How to engage your friend:

  • Be her friend. It sounds like she’s bounced from religion to religion and probably doesn’t have a terribly strong doctrinal commitment to Mormonism either. She is likely seeking community in a faith context as much as she’s seeking that faith in and of itself. Befriend her, seek opportunities to be her community. This in and of itself can weaken the hold this false belief system has on her.
  • In the context of your friendship, ask questions. Once you’re friends, you can really engage her in conversation. “What caused you to change from this faith to that one?” “What is it about Mormonism that attracted you?” Your goal isn’t just to convert her, but to genuinely get to know her better. And it is in that context that you are most likely to gain a hearing for your perspective.
  • Use the Bible! If she’s reading the Bible, is open to the Bible, by all means use the Bible! Be aware that Mormons have their own translation of the Bible, translated by Joseph Smith (the same guy who “translated” the Book of Mormon!). This means their official Bible does have some problems. But open up your Bibles together (you use a trustworthy one) and look at what the scriptures say. I would say that Romans would be a great place to go, as Paul is so clear there about how serious a sin problem we have (this is death to works righteousness).
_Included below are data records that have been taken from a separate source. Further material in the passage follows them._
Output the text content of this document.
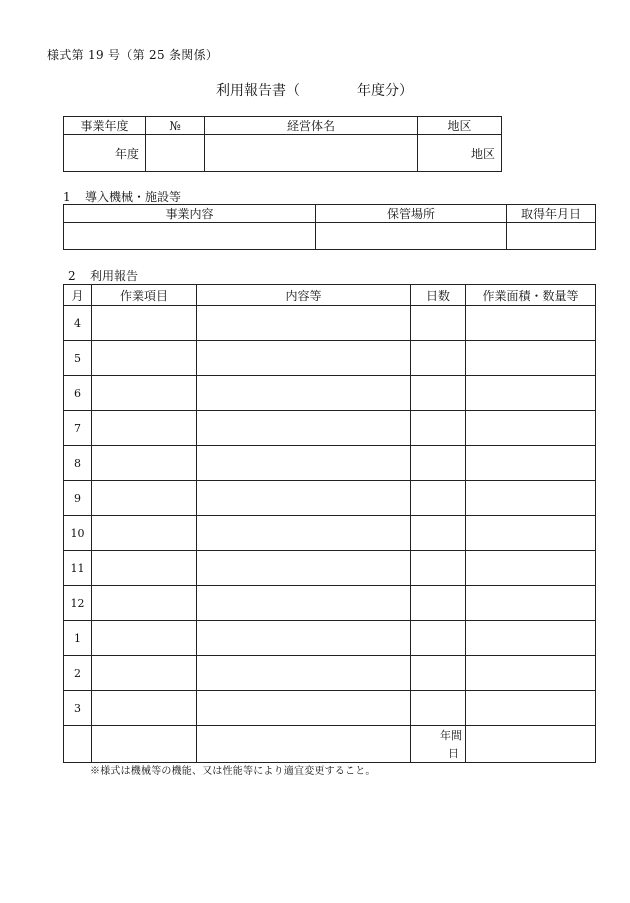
様式第 19 号（第 25 条関係）
利用報告書（	年度分）
事業年度	№	経営体名	地区
年度			地区
1 導入機械・施設等
事業内容	保管場所	取得年月日

2 利用報告
月	作業項目	内容等	日数	作業面積・数量等
4				
5				
6				
7				
8				
9				
10				
11				
12				
1				
2				
3				

			年間
日	

※様式は機械等の機能、又は性能等により適宜変更すること。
One warning particular to Mormonism: The Mormon church has been very adept at disguising itself as another Christian denomination. They call themselves The Church of Jesus Christ of the Latter Day Saints. They use orthodox Christian lingo, but all the words are redefined with a completely different content from what we know and understand. For instance, a Mormon can say quite sincerely, “I believe in Jesus Christ as my Lord and Savior. He died on the cross in my place and was raised from the dead on the third day. I will live forever with him in heaven and look forward to his coming.” That all sends great, but none of the words mean what you and I mean by them. Every term is redefined. So you have to spend time defining terms. “What do you mean by saved?” for instance. You’ll find (if they know what Mormonism teaches) that none of these terms means what they mean. So you’ll have to start with “here’s what I mean…”.

This isn’t accidental. The LDS has calculated that one of the best potential opportunities for their missionary activity is clueless Christians. People who will hear a statement like the one in the last paragraph and they’ll say “Well, that sounds OK!” They will assume that Mormons are just another Christian denomination. In other words, clueless nominal Christians are among those most likely to be converted to Mormonism. This is part of the reason why the Church of Jesus Christ (the real one), needs to get much more serious about catechesis – actually teaching our kids and our people generally what it is that the Bible actually teaches.